Chest tube help

Nurses General Nursing

Published

I had a patient who had a chest tube last night, I believe it may have been an Atrium. Anyway the order called for 20cm of water to suction. There was NO water in the suction part of the drain, but there was only water in the water seal. The dial on the Atrium was set to 20cm and was hooked up to suction. The drainage from the patients chest was indeed draining as expected.

My concern is I have never seen a chest tube that didn't actually have water filled to the 20cm line when the order called for it. I had several nurses look at it and they said it was fine. Does this make sense to anybody else?

Specializes in Trauma ICU, Peds ICU.
My concern is I have never seen a chest tube that didn't actually have water filled to the 20cm line when the order called for it. I had several nurses look at it and they said it was fine. Does this make sense to anybody else?
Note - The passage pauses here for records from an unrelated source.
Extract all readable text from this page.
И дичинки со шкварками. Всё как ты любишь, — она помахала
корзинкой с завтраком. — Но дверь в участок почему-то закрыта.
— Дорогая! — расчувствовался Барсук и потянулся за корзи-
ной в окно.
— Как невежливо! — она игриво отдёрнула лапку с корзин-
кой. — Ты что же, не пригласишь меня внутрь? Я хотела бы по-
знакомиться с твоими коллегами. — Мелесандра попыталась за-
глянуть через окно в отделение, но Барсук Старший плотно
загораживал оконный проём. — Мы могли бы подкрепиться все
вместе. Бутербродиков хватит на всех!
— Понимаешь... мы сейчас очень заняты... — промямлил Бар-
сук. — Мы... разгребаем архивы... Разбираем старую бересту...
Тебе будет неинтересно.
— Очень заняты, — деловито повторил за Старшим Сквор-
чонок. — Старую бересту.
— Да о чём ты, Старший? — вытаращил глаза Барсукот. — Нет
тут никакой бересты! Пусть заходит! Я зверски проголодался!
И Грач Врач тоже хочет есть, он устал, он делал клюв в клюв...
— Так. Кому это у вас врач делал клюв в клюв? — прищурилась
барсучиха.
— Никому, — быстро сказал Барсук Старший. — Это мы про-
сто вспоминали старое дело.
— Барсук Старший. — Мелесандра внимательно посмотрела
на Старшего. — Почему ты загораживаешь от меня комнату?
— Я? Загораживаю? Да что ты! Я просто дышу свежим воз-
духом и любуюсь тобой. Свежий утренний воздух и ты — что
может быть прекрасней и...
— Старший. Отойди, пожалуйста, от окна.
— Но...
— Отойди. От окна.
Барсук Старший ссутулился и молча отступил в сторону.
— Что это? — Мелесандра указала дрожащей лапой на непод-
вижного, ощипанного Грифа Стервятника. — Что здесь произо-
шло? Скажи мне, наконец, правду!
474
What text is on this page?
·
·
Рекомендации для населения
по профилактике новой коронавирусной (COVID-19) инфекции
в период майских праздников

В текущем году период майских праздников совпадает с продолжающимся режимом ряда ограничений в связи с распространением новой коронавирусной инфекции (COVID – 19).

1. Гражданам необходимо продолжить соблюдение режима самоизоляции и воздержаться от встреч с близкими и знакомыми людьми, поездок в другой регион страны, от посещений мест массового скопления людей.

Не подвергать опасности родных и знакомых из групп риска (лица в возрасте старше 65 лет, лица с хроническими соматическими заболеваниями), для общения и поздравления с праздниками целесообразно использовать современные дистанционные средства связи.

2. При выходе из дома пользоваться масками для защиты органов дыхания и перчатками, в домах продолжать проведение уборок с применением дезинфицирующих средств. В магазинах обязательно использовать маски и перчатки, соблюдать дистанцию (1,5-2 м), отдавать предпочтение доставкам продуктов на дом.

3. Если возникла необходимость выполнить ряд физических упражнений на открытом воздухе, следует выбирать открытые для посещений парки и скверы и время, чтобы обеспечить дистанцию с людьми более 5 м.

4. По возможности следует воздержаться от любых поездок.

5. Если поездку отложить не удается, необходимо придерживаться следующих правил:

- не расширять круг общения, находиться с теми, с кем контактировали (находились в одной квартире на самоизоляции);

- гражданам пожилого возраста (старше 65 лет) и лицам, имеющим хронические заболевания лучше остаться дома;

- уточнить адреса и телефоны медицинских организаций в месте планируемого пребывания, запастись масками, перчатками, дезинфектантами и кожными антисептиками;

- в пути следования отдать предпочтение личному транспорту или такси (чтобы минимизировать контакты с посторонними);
Yeah, that's the way some of them are designed. It was probably an Atrium Oasis or Express. There's a dial for setting the amount of suction you want, as opposed to filling a chamber with water. Atrium actually has some really great educational material on their site (Atrium Medical: Chest Drainage) if you want to check it out.

Specializes in Emergency, Critical Care (CEN, CCRN).

You were dealing with a dry suction system. As opposed to the old "wet suction" type of chest drain that used a water column to regulate the suction, dry systems use a pressure manifold that's regulated with a dial. Systems of this type include the Atrium Oasis and Pleur-Evac A6000.

Management of this type of system isn't that different from managing a wet suction system. Ensure that the dial remains set to the ordered level of suction, monitor the drainage and mark levels as ordered.

Hope this helps!

Specializes in SRNA.

It's a dry system. We use these almost exclusively now at the hospital I work at. Like others have mentioned, the suction amount is set by the dial on the collection container, and the water seal chamber is filled with water. The models we use require the wall suction to be set at -80cmH2O or higher - usually they're just cranked up on high since the actual pressure regulator is in the chest tube collection container.

Ahhhhh ok thanks so much! I didn't know those existed!

We just started flying patients with dry seal devices over the past year or so. Absolutely love them.

Yeah, that's the way some of them are designed. It was probably an Atrium Oasis or Express. There's a dial for setting the amount of suction you want, as opposed to filling a chamber with water. Atrium actually has some really great educational material on their site (Atrium Medical: Chest Drainage) if you want to check it out.

I've just plain sat down and watched these videos with orientees before, there're awesome. And don't forget that when to suction, the red bellows should expand too.